DHAKA-There have been three hartals in five days in Dhaka, so as a Nepali I am prepared.
It is the hartal season, and when that happens you know the two dowager begums of Bangladeshi democracy are at each other's throats again. The difference this time is that Khaleda Zia is the premier, and it is Sheikh Hasina's turn to bring the country to a standstill in an effort to unseat her rival. Earlier, Begum Zia had done the same when she was in the opposition.
Our political cultures are the same. They have hartals, we have bandas. The relationship between Zia's BNP and Hasina's Awami League resembles the ties between Nepali Congress and the UML in the good old days, even though in Kathmandu, political mudslinging has now been replaced by gunfire and bombs.
Given that they had a headstart over us, the Bengalis have developed hartals into a fine art form. Compared to our bandas, their strikes here are civilised. For instance, a Bangladeshi hartal is enforced only between dawn and dusk. How convenient. Why didn't we think of that before? This means milk trucks and bread delivery vans do their rounds in the morning unhindered, shopping malls do roaring business in the evening.
During hartals, Dhaka's one million rickshaw-pullers like their Thamel counterparts, earn enough to pay back their loans. Hartals have now become an important component of the political economy of Bangladesh with its wealth redistribution potential.
The other thing Nepalis share with our Bangladeshi cousins is our penchant for the most convoluted conspiracy theory to explain the simplest political phenomenon. Even professors mutter something big is afoot because the opposition parties are agitating at a time when so many foreigners are here. The fact that there is a global Microcredit Summit going on in Garmeenland that has attracted foreign dignitaries is too obvious an explanation to convince them. It reminds us of Chandrasekhar's private visits to Kathmandu last month billed as a harbinger of political change in Nepal.

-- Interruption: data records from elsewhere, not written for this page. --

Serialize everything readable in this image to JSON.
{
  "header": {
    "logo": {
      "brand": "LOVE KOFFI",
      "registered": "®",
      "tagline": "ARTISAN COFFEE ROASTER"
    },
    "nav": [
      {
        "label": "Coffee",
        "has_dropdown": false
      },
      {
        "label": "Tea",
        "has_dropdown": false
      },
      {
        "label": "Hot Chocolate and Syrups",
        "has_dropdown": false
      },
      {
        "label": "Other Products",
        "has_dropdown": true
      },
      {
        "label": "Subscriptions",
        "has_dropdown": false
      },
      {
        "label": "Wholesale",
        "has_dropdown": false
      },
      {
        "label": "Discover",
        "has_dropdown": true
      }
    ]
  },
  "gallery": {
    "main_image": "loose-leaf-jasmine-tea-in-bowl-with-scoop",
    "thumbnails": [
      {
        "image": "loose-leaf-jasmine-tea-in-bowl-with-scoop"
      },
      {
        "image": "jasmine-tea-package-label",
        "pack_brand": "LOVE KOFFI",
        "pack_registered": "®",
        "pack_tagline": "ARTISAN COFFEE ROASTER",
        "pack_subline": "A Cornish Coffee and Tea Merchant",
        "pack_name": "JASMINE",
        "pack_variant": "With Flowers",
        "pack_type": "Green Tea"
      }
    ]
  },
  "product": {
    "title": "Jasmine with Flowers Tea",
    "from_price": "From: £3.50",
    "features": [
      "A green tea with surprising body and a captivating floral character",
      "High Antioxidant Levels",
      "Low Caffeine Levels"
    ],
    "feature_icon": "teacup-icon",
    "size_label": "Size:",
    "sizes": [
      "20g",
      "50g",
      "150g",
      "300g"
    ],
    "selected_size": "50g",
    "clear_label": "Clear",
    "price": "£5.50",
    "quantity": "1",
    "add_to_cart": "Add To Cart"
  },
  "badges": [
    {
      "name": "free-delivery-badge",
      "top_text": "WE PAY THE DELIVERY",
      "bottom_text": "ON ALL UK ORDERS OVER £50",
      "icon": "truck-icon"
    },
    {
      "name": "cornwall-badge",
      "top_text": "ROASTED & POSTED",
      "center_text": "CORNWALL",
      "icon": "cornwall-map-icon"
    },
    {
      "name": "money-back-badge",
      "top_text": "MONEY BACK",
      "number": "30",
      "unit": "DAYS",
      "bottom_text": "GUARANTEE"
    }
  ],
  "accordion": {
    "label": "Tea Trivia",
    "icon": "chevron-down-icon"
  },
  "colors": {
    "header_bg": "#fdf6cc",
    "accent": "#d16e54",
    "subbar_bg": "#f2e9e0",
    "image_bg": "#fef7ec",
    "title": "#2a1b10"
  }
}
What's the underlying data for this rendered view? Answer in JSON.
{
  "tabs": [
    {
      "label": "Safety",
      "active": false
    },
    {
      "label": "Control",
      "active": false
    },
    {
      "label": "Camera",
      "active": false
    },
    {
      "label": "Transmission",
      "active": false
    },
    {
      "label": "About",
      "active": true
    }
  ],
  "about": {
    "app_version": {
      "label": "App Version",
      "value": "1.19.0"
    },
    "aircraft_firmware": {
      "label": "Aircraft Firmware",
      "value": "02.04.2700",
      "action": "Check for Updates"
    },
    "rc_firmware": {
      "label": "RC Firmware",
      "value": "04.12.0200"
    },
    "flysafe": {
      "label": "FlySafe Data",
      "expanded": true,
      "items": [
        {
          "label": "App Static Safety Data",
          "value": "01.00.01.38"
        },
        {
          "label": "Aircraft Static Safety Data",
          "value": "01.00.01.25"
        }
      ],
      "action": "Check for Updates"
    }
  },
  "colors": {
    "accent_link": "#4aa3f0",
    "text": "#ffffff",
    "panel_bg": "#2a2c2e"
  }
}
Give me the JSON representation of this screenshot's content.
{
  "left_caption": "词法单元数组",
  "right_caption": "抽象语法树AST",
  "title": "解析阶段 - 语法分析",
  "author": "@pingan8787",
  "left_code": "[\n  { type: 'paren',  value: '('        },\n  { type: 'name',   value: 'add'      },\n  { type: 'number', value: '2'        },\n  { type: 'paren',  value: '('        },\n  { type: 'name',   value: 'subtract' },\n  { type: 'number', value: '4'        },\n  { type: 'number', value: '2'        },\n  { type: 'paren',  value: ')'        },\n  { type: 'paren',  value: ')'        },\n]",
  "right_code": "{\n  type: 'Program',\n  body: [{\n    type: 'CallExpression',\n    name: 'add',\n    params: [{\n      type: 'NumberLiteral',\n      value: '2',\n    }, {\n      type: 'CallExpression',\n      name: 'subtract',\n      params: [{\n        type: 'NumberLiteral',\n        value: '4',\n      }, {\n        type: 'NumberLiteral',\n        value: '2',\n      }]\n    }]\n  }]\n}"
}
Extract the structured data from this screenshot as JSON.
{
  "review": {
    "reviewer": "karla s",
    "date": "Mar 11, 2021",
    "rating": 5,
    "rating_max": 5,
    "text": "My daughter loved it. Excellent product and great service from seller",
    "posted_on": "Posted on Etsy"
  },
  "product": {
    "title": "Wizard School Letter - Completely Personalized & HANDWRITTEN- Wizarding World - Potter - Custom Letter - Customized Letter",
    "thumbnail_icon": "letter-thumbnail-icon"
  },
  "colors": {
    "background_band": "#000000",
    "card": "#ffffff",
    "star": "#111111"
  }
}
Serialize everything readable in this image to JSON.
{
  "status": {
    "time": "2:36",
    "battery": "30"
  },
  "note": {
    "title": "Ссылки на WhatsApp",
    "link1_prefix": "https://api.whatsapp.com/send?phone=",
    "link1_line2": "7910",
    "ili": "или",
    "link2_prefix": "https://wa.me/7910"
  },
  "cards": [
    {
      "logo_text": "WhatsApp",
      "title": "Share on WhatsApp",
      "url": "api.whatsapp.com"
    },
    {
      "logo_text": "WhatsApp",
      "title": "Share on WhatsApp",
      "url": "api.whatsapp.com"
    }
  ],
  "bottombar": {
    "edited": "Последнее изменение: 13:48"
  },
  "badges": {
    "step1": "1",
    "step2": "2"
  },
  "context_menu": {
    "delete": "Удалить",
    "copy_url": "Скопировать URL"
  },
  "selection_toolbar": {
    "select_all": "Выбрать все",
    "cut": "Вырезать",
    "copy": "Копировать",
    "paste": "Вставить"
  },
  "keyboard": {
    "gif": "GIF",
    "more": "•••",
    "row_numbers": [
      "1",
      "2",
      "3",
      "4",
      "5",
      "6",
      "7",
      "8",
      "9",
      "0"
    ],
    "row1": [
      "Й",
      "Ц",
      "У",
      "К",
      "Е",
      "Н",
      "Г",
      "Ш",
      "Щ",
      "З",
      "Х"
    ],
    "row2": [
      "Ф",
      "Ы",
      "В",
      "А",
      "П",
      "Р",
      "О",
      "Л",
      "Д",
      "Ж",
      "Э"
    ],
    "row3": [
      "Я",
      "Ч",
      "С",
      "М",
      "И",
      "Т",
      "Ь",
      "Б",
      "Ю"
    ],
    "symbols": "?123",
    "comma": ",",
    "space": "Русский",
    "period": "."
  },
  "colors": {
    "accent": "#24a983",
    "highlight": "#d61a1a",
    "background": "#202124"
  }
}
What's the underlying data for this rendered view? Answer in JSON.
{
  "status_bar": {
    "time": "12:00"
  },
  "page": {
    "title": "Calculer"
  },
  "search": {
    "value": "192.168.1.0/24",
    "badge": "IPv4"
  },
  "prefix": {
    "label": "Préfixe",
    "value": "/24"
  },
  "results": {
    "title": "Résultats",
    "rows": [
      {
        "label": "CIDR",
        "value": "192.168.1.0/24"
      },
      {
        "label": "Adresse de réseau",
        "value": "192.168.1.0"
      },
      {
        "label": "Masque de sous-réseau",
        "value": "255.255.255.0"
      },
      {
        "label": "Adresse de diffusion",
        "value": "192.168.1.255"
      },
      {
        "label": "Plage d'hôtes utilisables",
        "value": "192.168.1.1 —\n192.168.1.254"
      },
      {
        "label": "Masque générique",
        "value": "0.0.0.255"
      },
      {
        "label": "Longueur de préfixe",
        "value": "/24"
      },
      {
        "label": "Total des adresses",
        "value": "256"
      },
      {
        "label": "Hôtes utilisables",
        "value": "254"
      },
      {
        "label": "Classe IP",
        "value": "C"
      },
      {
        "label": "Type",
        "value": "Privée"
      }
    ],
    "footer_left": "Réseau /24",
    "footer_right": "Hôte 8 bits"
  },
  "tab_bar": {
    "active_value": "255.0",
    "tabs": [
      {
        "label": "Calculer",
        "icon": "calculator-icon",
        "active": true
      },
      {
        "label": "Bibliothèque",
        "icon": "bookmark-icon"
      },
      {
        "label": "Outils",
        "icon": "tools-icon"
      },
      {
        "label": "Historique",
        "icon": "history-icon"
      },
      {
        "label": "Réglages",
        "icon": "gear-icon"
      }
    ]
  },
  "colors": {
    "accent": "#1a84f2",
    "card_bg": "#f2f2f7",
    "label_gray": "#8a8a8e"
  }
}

There is tyrant lurking in the heart of every South Asian that leaps out the moment it spots a weaker target. Perhaps that explains the impatient and intolerant politics all our leaders. From Sheikh Hasina to General Musharraf, and from President Chandrika to our very own Comrade Prachanda-all are convinced there is only one way to govern and only they know what it is.
Like Nepalis, Bangladeshis take their independence very seriously and the mantra here too is the ISI-identity, sovereignty and independence.
Spring is the time when memories of a long struggle come flooding back. It is springtime for people in Dhaka and Kathmandu as a budding democracy tries to blossom anew.